Dietro l’aurea di efficienza che si cela dietro il sistema giudiziario americano visto da oltreoceano, l’autore e protagonista del libro, l’avvocato Bryan Stevenson, racconta attraverso storie vere, il lavoro svolto con la sua associazione contro la pena di morte, a fianco degli invisibili delle carceri americani, manco a dirlo poveri e neri, vittime di clamorose ingiustizie.
Carcerazioni di massa, condanne a morte inventate, lavori forzati, minorenni condannati all’ergastolo, misure draconiane quasi sempre dirette verso la parte più povera e debole della popolazione, hanno contribuito a far crescere la paura ma anche la rabbia di un’intera comunità.

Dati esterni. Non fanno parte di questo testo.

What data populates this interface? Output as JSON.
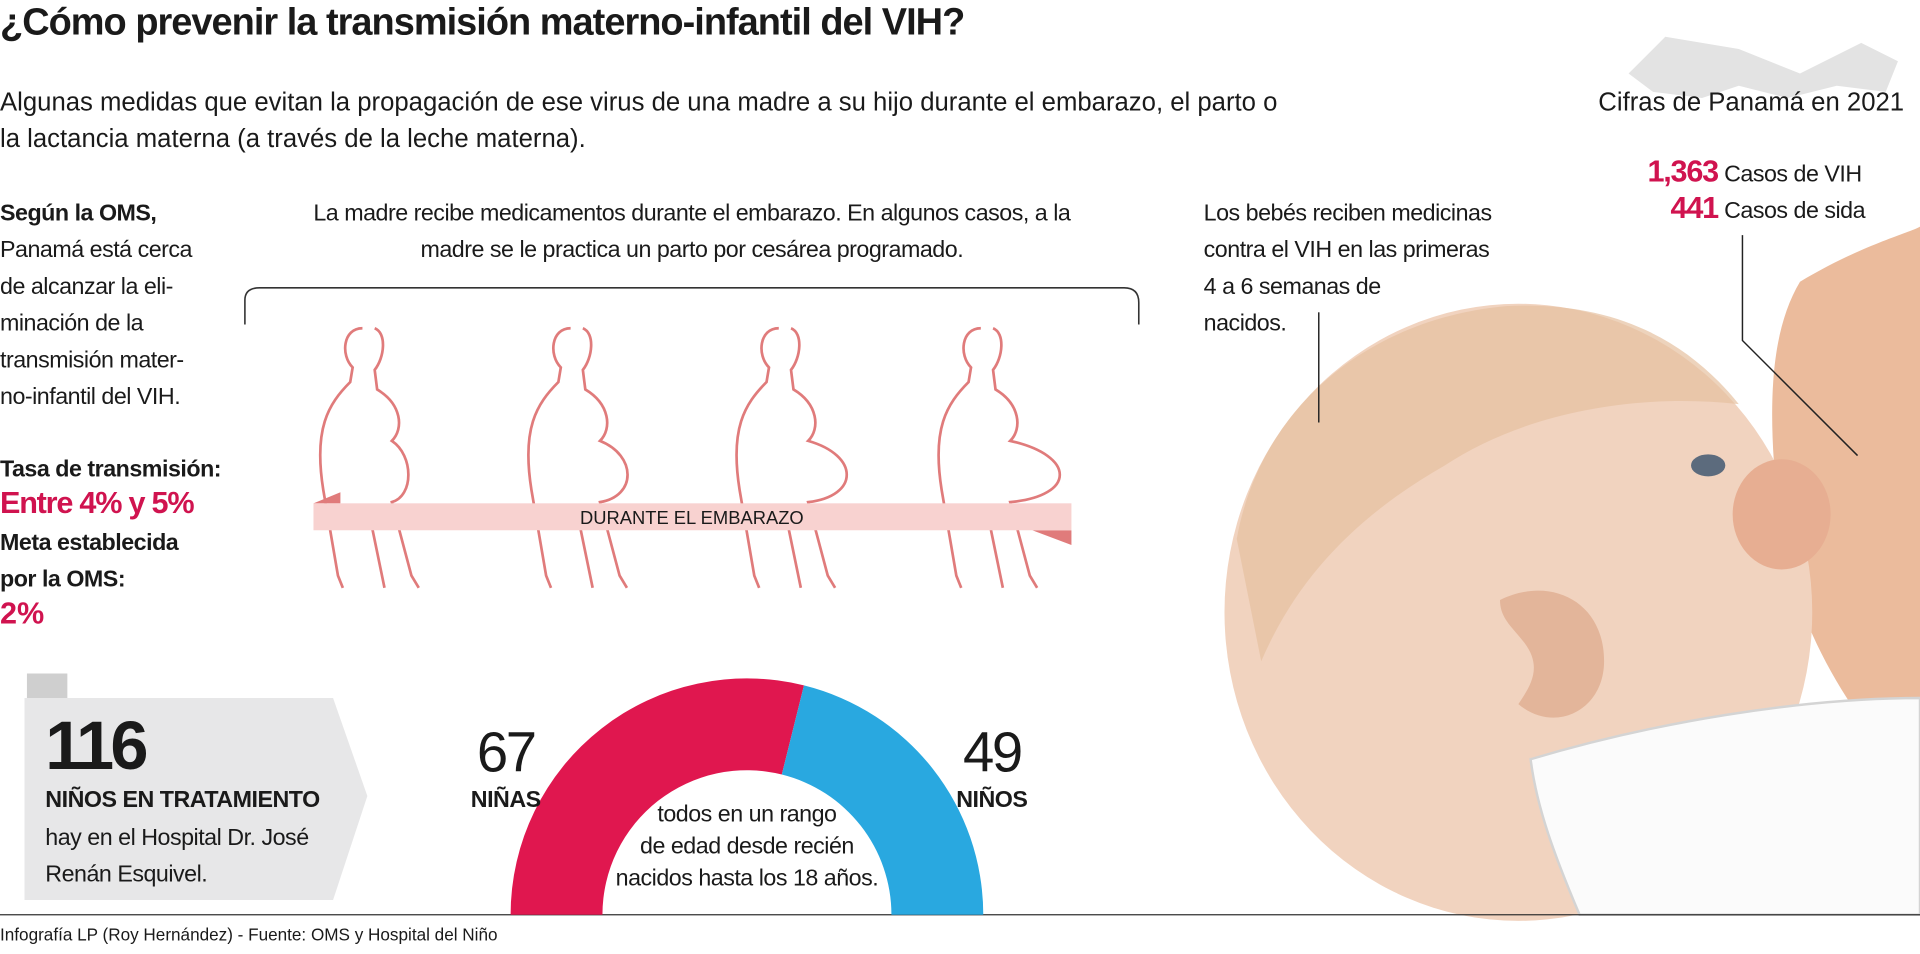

“Il diritto di opporsi” è il titolo di un libro (e di un film) che nella versione originale sarebbe invece “Just Mercy” ovvero “Sola grazia”.
La traduzione del titolo ovvero la sua sostituzione, come spesso fanno editori e produttori italiani, è un tradimento del libro o quantomeno del significato principale che l’autore avrebbe voluto dare alla sua opera che è appunto quella di dare misericordia, perdono. Del resto potrebbe sembrare strano, al
lettore distratto, che un avvocato americano di successo usi il termine “mercy” in un libro che narra di processi, casi e sentenze.
Non lo è nel momento in cui il lavoro di Stevenson (laureato in filosofia prima di intraprendere lo studio del diritto) diventa occasione per una riflessione più profonda sui temi con cui l’autore si è confrontato nel corso di una vita intera.
È la vicinanza praticata a fianco dei sofferenti che dà modo di comprendere che “Non c’è pace senza giustizia e non c’è giustizia senza perdono”, come disse Giovanni Paolo II. La giustizia è veramente tale quando non si trasforma in vendetta e ambisce a non ridurre il reo all’atto che ha commesso.
Anche per questo, come ci fa intendere l’autore, la crisi della società americana non potrà essere superata se non con un riconoscimento delle profonde ingiustizie subite dalla comunità afroamericana nel corso della storia e da un processo di conciliazione che metta fine alla segregazione razziale che continua a perpetrarsi sotto varie forme.
Allo stesso modo, noi che assistiamo a quanto sta avvenendo di là dell’oceano, non siamo immuni dalla tendenza a criminalizzare i poveri e gli stranieri. Per cui siamo chiamati a non perdere quella pratica di compassione che pure caratterizza ancora tanta parte del tessuto sociale, respingendo i tentativi politici di rendere più cinica la nostra società.
“L’assenza di compassione può corrompere la dignità di una comunità, di uno Stato, di una nazione.“ (pag. 28).